Invest in Innovation, Scale What Works
Leverage technology and innovation to bring down costs, deliver faster results, and scale what works.
Drive Mutually-Beneficial Partnerships
Transform traditional aid relationships into mutually-beneficial partnerships where host countries have agency and co-invest—ensuring Americans don't shoulder indefinite financial burdens while building strong, self-reliant partners abroad.
Prioritize Results Over Process
Focus on paying for measurable results rather than activities, with accountability for impact and metrics that benefit partner countries and the United States.
Require Strategic Exits, Enduring Results
Design all foreign engagements with fixed end dates, self-sustainability or clear transition plans to local actors.
Stop Programs Without Clear Transitions
Reject approaches that make the U.S. the sole foreign aid funder with no sustainability plans or transition strategies for local ownership.

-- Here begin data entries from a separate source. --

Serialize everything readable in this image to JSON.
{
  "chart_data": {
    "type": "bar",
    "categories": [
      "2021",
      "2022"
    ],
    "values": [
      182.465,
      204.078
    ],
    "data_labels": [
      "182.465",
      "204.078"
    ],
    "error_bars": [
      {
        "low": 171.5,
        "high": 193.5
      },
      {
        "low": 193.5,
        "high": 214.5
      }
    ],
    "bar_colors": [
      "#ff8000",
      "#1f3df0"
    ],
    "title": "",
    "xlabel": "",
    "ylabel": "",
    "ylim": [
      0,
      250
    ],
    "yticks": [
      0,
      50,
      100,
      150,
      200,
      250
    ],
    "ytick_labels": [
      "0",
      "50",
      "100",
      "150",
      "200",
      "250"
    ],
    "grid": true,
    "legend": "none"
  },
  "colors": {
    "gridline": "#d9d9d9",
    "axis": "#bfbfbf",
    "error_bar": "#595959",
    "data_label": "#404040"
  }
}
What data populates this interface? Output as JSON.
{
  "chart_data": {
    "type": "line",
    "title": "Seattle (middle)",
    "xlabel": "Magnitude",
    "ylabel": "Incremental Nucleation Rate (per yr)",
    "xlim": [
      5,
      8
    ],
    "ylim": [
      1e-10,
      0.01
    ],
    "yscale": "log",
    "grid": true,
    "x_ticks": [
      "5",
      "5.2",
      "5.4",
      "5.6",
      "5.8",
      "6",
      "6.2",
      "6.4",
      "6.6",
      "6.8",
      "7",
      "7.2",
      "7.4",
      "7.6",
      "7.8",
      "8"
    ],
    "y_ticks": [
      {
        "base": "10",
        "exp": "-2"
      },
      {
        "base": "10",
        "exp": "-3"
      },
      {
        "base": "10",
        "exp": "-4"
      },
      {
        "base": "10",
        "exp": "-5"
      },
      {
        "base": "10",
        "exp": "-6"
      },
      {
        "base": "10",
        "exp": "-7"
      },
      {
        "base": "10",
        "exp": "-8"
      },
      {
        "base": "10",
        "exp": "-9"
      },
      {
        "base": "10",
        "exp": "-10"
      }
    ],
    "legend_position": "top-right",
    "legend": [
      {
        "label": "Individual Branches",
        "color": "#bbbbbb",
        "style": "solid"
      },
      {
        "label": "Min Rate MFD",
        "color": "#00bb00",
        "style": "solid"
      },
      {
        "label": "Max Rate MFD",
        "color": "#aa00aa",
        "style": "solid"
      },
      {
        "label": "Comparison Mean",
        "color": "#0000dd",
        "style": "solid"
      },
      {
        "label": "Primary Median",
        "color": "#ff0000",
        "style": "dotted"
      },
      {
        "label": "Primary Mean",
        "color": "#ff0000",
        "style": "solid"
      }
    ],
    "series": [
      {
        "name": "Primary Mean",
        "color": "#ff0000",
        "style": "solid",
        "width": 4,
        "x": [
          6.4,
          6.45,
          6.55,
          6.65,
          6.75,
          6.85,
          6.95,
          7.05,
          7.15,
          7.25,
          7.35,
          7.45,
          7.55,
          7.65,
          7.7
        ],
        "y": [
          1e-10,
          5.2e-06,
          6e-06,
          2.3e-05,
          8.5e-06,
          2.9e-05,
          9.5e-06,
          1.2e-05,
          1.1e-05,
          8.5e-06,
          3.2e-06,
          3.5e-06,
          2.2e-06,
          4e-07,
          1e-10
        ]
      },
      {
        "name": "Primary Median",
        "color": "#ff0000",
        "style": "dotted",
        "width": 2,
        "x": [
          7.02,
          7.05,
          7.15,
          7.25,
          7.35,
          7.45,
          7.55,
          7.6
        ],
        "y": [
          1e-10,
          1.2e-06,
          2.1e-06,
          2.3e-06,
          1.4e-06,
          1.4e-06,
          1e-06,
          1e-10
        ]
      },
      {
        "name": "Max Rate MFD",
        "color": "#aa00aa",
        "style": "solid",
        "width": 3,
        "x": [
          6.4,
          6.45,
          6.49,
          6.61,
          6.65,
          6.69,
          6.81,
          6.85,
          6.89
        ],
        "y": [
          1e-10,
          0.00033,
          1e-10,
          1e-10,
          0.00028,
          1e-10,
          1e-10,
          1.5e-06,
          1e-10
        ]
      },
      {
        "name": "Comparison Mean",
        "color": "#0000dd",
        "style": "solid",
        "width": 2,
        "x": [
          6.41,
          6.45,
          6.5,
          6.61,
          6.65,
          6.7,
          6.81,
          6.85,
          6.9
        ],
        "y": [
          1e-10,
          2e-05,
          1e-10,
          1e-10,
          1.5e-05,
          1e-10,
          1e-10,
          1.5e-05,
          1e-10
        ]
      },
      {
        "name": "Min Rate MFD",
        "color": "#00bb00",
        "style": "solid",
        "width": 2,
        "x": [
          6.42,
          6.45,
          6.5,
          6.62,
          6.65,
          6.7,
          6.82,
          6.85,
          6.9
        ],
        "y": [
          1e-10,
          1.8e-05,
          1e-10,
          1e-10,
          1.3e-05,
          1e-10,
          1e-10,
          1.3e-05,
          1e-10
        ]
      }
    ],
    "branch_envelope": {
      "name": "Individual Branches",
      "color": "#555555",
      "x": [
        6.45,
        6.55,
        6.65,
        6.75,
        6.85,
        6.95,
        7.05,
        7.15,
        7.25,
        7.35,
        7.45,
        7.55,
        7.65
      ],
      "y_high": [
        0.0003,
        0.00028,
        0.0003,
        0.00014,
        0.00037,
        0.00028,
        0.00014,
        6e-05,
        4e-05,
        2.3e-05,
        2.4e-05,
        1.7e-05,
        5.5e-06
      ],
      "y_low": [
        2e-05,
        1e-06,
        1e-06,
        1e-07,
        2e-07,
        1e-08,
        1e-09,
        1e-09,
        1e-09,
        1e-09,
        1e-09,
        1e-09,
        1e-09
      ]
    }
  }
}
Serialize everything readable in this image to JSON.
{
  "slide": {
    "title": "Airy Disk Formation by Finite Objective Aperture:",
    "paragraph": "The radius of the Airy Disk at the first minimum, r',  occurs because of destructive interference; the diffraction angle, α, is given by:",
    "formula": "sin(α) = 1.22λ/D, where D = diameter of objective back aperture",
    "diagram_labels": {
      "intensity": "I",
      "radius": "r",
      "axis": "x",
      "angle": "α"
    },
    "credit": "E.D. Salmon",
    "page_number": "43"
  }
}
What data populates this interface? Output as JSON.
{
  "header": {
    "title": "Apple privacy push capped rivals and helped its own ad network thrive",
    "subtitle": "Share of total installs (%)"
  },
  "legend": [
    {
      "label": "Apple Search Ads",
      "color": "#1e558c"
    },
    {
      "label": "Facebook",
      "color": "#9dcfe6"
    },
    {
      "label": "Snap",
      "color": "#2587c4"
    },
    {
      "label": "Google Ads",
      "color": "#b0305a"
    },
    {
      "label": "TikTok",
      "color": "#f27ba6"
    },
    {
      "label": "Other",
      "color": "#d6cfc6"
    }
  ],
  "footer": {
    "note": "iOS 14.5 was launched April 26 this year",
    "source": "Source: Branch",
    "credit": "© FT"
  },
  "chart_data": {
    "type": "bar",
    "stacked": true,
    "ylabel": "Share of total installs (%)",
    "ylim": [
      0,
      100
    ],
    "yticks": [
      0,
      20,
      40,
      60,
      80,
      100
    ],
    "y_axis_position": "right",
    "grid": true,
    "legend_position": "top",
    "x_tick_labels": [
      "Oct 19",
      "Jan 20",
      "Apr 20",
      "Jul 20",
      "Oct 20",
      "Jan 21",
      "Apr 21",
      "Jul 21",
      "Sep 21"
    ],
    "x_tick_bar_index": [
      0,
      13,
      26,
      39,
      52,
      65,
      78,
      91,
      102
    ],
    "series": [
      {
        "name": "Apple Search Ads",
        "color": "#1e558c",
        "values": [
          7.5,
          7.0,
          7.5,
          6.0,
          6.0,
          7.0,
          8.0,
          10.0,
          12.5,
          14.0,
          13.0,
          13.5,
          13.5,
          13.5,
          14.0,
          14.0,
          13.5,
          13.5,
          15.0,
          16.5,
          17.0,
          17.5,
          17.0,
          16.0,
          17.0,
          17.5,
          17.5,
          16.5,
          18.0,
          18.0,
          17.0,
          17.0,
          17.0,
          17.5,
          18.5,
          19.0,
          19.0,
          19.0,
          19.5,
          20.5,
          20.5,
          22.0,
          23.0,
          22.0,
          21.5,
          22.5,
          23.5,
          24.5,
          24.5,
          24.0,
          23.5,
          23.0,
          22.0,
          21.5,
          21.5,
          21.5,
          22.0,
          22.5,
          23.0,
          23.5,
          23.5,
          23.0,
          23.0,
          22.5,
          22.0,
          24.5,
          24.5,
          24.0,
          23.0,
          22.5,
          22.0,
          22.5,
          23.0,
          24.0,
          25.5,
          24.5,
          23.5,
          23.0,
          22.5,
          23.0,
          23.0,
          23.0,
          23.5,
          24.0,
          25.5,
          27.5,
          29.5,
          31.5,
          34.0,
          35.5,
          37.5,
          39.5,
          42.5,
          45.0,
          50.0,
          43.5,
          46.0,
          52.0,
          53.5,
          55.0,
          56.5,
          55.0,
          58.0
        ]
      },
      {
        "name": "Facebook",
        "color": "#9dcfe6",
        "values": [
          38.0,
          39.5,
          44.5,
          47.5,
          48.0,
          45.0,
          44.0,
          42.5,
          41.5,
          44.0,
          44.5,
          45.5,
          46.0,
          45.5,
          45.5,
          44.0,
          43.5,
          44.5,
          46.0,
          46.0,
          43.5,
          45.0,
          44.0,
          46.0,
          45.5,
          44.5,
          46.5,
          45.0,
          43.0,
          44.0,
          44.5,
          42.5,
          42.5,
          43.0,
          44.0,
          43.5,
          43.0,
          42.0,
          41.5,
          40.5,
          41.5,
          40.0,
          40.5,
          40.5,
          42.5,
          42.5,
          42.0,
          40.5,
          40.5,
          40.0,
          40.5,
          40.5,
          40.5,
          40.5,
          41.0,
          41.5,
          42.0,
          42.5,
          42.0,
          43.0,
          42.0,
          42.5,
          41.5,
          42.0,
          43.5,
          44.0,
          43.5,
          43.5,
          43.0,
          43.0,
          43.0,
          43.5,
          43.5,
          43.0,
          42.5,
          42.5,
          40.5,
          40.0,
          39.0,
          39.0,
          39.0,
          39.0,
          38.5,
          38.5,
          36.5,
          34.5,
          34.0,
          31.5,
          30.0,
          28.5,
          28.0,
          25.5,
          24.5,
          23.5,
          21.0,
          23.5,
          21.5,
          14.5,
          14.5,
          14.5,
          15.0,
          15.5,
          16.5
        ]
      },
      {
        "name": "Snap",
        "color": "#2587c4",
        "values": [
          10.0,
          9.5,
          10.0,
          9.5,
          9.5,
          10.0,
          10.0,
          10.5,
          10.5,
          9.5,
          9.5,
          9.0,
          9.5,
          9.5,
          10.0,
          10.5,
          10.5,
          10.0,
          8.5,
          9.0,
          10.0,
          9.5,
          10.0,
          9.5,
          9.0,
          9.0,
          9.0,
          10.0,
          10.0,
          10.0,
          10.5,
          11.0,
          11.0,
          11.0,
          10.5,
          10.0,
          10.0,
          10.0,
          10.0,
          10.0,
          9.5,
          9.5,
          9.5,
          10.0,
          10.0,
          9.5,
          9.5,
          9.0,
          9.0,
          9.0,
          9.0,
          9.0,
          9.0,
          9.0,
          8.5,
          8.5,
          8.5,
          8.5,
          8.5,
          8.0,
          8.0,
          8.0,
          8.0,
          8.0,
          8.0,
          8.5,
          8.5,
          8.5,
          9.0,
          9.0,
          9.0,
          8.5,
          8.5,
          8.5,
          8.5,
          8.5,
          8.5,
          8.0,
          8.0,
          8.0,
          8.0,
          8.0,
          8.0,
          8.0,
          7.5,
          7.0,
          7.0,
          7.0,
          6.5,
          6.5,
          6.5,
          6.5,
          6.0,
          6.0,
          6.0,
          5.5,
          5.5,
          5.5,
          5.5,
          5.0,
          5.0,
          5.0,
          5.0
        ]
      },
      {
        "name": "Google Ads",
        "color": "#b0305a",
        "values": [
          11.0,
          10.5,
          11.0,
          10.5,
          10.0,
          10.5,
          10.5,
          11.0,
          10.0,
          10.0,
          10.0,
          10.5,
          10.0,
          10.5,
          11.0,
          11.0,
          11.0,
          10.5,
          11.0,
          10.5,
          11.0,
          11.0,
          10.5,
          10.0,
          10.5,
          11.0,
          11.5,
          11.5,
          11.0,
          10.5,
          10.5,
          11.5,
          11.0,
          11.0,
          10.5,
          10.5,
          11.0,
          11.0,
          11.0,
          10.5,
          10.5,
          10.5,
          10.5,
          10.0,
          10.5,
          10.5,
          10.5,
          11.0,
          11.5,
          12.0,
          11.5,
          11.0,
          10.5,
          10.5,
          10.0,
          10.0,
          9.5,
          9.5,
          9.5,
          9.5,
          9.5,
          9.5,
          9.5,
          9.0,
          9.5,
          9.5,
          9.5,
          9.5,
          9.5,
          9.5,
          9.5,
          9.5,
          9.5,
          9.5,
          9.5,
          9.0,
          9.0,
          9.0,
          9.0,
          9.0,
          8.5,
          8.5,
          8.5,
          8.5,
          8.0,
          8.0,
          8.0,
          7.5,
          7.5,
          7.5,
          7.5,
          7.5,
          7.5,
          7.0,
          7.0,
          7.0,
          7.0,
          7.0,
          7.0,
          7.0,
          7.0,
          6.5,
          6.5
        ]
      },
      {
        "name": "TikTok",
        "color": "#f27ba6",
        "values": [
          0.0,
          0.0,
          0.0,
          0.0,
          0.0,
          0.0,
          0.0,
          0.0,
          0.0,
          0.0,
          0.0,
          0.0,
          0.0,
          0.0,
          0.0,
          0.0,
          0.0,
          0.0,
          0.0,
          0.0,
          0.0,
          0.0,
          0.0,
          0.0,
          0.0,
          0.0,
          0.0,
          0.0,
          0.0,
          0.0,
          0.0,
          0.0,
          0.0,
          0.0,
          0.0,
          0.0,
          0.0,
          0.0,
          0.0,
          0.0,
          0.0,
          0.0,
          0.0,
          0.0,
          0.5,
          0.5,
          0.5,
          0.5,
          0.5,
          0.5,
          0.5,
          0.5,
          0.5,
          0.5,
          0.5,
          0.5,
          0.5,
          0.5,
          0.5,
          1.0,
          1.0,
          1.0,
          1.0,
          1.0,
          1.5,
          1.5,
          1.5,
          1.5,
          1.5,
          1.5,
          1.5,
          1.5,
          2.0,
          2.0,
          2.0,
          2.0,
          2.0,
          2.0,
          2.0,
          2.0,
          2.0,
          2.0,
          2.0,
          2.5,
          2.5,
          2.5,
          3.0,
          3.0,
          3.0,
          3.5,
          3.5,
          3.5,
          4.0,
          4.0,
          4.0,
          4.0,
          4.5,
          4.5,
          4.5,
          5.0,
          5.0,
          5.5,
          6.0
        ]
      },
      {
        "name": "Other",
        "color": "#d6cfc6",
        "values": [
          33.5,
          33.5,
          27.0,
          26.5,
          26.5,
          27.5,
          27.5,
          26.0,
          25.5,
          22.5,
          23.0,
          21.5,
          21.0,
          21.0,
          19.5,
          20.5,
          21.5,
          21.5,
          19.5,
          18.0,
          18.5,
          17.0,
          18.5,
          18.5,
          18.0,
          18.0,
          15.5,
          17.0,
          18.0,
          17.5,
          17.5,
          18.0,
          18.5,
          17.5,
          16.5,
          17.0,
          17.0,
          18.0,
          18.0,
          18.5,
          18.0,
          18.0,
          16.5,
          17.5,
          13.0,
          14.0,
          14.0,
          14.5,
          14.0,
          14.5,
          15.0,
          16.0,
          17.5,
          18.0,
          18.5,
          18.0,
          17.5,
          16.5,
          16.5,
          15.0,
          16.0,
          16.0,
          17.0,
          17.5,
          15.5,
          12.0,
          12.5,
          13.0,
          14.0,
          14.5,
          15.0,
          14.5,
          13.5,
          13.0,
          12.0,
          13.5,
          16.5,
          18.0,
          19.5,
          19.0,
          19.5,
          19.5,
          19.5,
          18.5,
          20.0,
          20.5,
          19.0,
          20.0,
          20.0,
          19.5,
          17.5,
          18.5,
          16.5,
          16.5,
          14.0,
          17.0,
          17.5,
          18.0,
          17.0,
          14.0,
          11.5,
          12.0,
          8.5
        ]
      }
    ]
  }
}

Stop Bureaucratic Barriers
Eliminate bureaucratic processes and red tape that slow things down and exclude more innovative local actors and private sector players from contributing.
Stop Low-Impact Projects
Move beyond investments with limited scale to those that drive systematic change and sustainable economic growth.
Stop Top-Down Programs
Stop developing aid projects in Washington, DC that lack buy-in or co-investment from host countries, jeopardizing sustainability.
Stop Funding Intermediaries
End reliance on the aid industry and instead fund those closest to the challenges, increasing sustainability, cost-effectiveness, and self-reliance.